Boeing revealed also that Japanese airline ANA had agreed to purchase 20 of its smaller MAX 8 jets -- worth $2.4 billion -- plus two 777-8 freight planes.

- 'Persuasive case' -

"We always take pride in the quality of our customers and how good they are at their trade," said Boeing chief executive Dave Calhoun, speaking to CNBC after the news.

"What that says about the evaluation of our airplane, vis-a-vis whatever we compete against, their selection of the (MAX 10) plane reflects that," he said, adding that Boeing had made a "persuasive case" for the jet whose production still faces supply-chain issues.

Delta boss Ed Bastian added that the aircraft would help it improve fuel efficiency and secure a "more sustainable future for air travel".

The news comes as airlines worldwide seek to replace ageing fleets with fuel-efficient planes that emit less carbon dioxide.

Defence aerospace companies are also expected to emerge as big winners at Farnborough, with Russia's invasion of Ukraine boosting spending on armed forces worldwide.

Russian companies have been banned from the show due to the war.

The event also coincides with fast-moving political turmoil in Britain after Johnson's recent announcement that he is stepping down as Conservative party leader, sparking a divisive contest to replace him also as prime minister.

- 'Handing over controls' -

"This government believes in aviation and its power to bring jobs and growth to the entire country," Johnson said Monday in opening remarks, before alluding to his exit from Downing Street.

"After three years in the cockpit... I am now handing over the controls seamlessly to someone else. I don't know who," he added, sparking laughter from delegates.

Johnson also noted that his Conservative government was "investing massively in defence".

This year's event -- one of the world's largest civilian and defence shows -- is the first global aviation get-together since the Paris airshow in 2019, before Covid hit.

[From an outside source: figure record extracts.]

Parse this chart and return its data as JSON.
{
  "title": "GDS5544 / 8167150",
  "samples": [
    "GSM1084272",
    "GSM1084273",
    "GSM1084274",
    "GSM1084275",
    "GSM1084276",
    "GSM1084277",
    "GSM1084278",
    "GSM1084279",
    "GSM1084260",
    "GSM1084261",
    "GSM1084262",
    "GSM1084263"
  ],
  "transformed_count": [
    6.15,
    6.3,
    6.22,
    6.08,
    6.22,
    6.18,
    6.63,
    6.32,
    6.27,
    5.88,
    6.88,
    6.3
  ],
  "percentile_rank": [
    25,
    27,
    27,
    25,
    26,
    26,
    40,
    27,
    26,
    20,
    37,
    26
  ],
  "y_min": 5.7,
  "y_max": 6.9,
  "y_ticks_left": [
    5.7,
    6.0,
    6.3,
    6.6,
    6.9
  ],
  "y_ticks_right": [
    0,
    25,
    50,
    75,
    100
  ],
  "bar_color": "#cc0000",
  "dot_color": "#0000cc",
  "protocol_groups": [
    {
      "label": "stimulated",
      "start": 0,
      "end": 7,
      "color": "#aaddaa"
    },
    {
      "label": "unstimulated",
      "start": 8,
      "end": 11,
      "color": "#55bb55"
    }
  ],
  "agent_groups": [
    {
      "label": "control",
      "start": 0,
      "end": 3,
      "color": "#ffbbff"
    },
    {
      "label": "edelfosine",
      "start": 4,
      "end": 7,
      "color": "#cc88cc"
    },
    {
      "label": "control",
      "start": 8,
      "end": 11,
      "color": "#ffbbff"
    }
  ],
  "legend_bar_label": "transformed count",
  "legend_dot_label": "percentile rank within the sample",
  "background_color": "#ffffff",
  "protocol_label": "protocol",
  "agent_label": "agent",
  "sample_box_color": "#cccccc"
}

Farnborough was cancelled in 2020 as the Covid health crisis grounded aircraft and ravaged the sector.

Global air traffic is gradually recovering and in May reached more than two-thirds of its pre-pandemic level, according to the International Air Transport Association.

That recovery has however faced headwinds from rocketing inflation fuelled by historically high energy prices and higher wages, while staff shortages constrain airports and have sparked summer flight cancellations.

- Air displays -

Visitors to Farnborough witnessed air displays by Britain's Red Arrows and South Korea's Black Eagles, as well as from the US-made F-35 stealth fighter.

Airbus and Boeing are showcasing their latest twin-aisle passenger aircraft, the A350-900 and the 777X.

Ahead of the event, Britain issued a historic red warning for extreme heat, with southern England temperatures potentially exceeding 40C for the first time on Tuesday.

"It's pretty challenging and we know that tomorrow is going to be a little bit warmer," said John Paul Frasier, special advisor for Canadian aircraft manufacturer De Havilland.

"People who come to visit are really happy to visit."